No âmbito das contratações de serviços, realizadas pela Administração Pública federal direta,
autárquica e fundacional, dispõe a Instrução Normativa SEGES/MPDG nº 5/2017, que o termo de
referência (utilizado na modalidade pregão) ou o projeto básico (utilizado nas modalidades
convencionais da Lei nº 8.666/1993) deve conter, no mínimo, o seguinte conteúdo: (a) declaração do
objeto; (b) fundamentação da contratação; (c) descrição da solução como um todo; (d) requisitos da
contratação; (e) modelo de execução do objeto; (f) modelo de gestão do contrato; (g) critérios de
medição e pagamento; (h) forma de seleção do fornecedor; (i) critérios de seleção do fornecedor; e (j)

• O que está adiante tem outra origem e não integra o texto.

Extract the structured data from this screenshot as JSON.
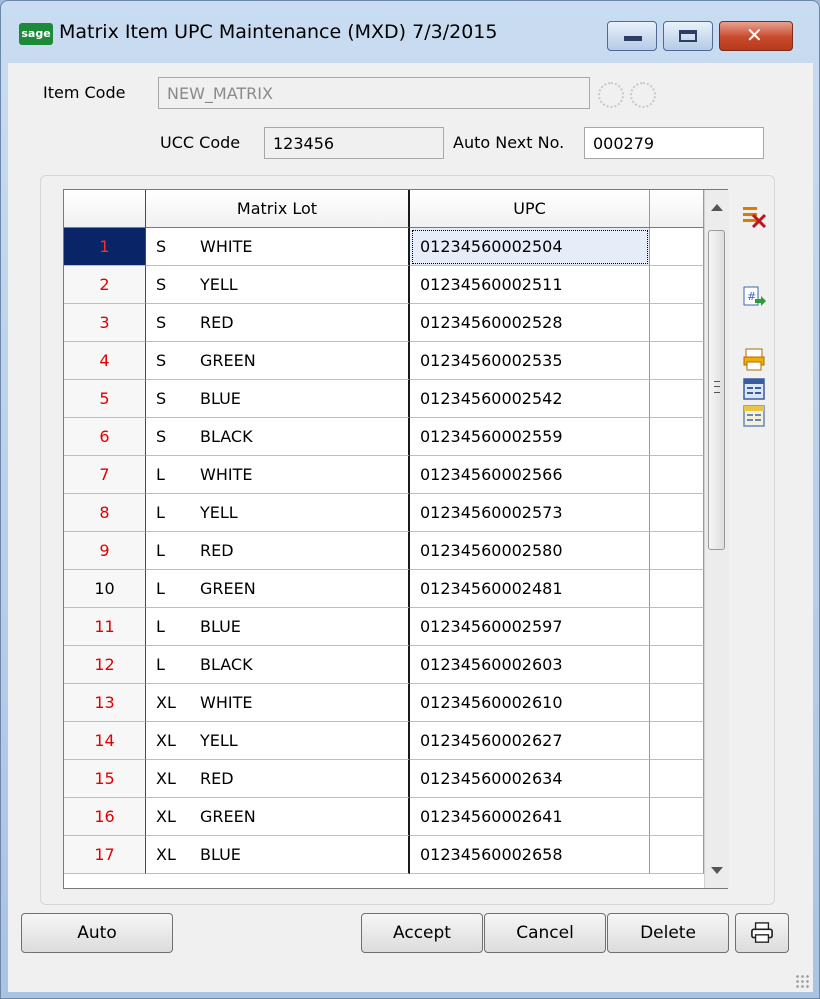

estimativas detalhadas dos preços, com ampla pesquisa de mercado.
A especificação incompleta, ao enevoar a essência do objeto e o que lhe possa influenciar o custo
de produção, impede o licitante de apresentar proposta adequada. Os licitantes necessitam, para bem
elaborar suas propostas, de especificações claras e precisas, que definam o padrão de qualidade e o
desempenho do produto desejado pelo órgão público. Por outro lado, o estabelecimento de condições
que restrinjam a competição, pela presença de especificações irrelevantes, pode conduzir (a) ao
direcionamento do resultado da licitação, (b) a um procedimento deserto (nenhum concorrente se
apresenta) ou fracassado (os concorrentes ofertam propostas inaceitáveis).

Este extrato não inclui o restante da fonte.